Investors can play a significant role on the path to a successful climate transition
For Canada to achieve its climate transition goals, it will undoubtedly require some heavy lifting. The country has an extraction-based economy and is a large producer of energy, much of it fossil-based. Its industry and economy are also energy-intensive, due to the cold climate in part but also to a vast geography that leads to important transportation needs. While companies big and small will be called upon to meet the challenge, one shouldn’t lose sight of what is at stake: the well-being and livelihood of households and communities across the country, for generations to come. This comes with a collective responsibility and if there is one certainty, it is that companies and investors alike can play an important role, says Roger Beauchemin, President and Chief Executive Officer of Addenda Capital.
As the CEO of an investment firm, how do you reconcile climate change and investing?
RB: Climate change is material to long-term investors. Therefore, we want to understand how companies are responding to climate change and how they have adapted their business strategy accordingly. To do that, we need to engage dialogue and we need metrics from companies, so that we can measure progress and exposure. If we take a step back to contemplate the climate challenge, we know very well that it can carry both opportunities and risks.
As asset managers, we believe that capital allocation is best done on a solid understanding of company financials and business models, but also on a thorough analysis of extra-financial issues. Ultimately, we need to be able to compare, and that is why unified frameworks, such as the ones designed by the Task Force on Climate-Related Financial Disclosures (TCFD) or the Sustainability Accounting Standards Board (SASB), are important.

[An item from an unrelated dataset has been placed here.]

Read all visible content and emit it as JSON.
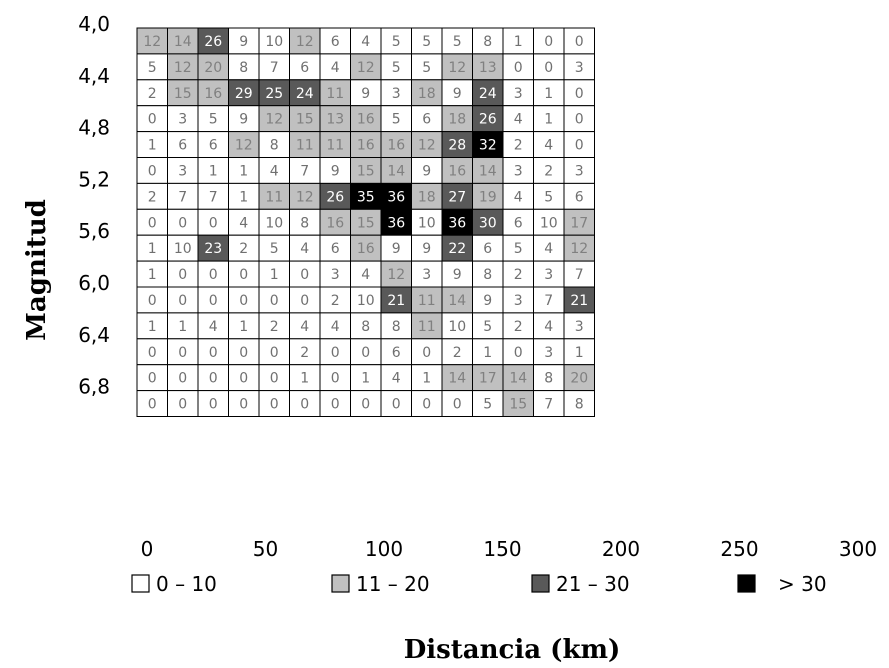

Do investors themselves have a role to play?
RB: Investors have a critical role to play. We provide capital. Capital finances industry and governments, from manufacturing to services and projects. How and where we allocate that capital is very important. Traditionally, investors only considered their financial returns. But they can also consider extra-financial outcomes. For instance, insurers, because they began to see the impact of climate change on physical risks through increasing claims, have been leaders in including climate change in the analysis of their investment portfolios. By doing so, they could seek to mitigate physical risks and improve returns by considering the investment implications of climate change.
It also makes sense for pension investors to assess climate risks and opportunities, since climate change is a long-term issue. This is very aligned with their beneficiaries’ and participants’ long-term interests. As for foundations and endowments, considering climate and other outcomes is a way of aligning their investment strategies with their mission and their granting policies.
You’re suggesting that investors can put their portfolio to use in order to effect change. How does that work?
RB: If we take a larger view, there is a lot at stake for Canada in navigating the climate transition. We cannot ignore the problem and wish it away, nor can we afford to let others make decisions for us. We need to lead the way; we need to be involved. By using sustained engagement with companies to help them through this transition, for example, we can produce outcomes with significantly more upside. This way, we’re using the portfolio to get results that are both financial and extra-financial.
To help make this happen, investors can leverage their collective weight to spur industries into making their businesses operate with a lower carbon footprint. Some have advocated that portfolios should go fossil free, which can make sense if this is a reflection of an investor’s ethics and values. But staying in the room and engaging with companies will contribute to shaping a more resilient economy and, hopefully, result in an inclusive transition for everyone that enables meaningful job creation.
The fact of the matter is that carbon emitting sectors account for all kinds of companies all over the country, which means not only jobs are at stake, but the livelihood of thousands of households and communities. A lot of Canadian families and companies depend on achieving the transition carefully, and that it be well done and as quickly as possible.
What would you say to individual investors who want to make a difference?
RB: Everyone can play a role. Individual investors can use their portfolio to contribute to a lower carbon economy. The magnitude of the climate transition is such that it clearly requires a massive, collective shift. Every small step counts.
Individual investors can talk to their advisors, for instance, and ask about sustainable or responsible investment strategies, which often have climate-guided strategies. The more investor demand there is, the more fund companies will respond with product offerings. As the consideration of environmental, social and governance (ESG) issues has taken off over the past few years, we have seen a significant wave of new investment possibilities emerge. Investors can also enquire about impact investment products, which could include green bonds that are designed to raise funds for environmental or climate change purposes.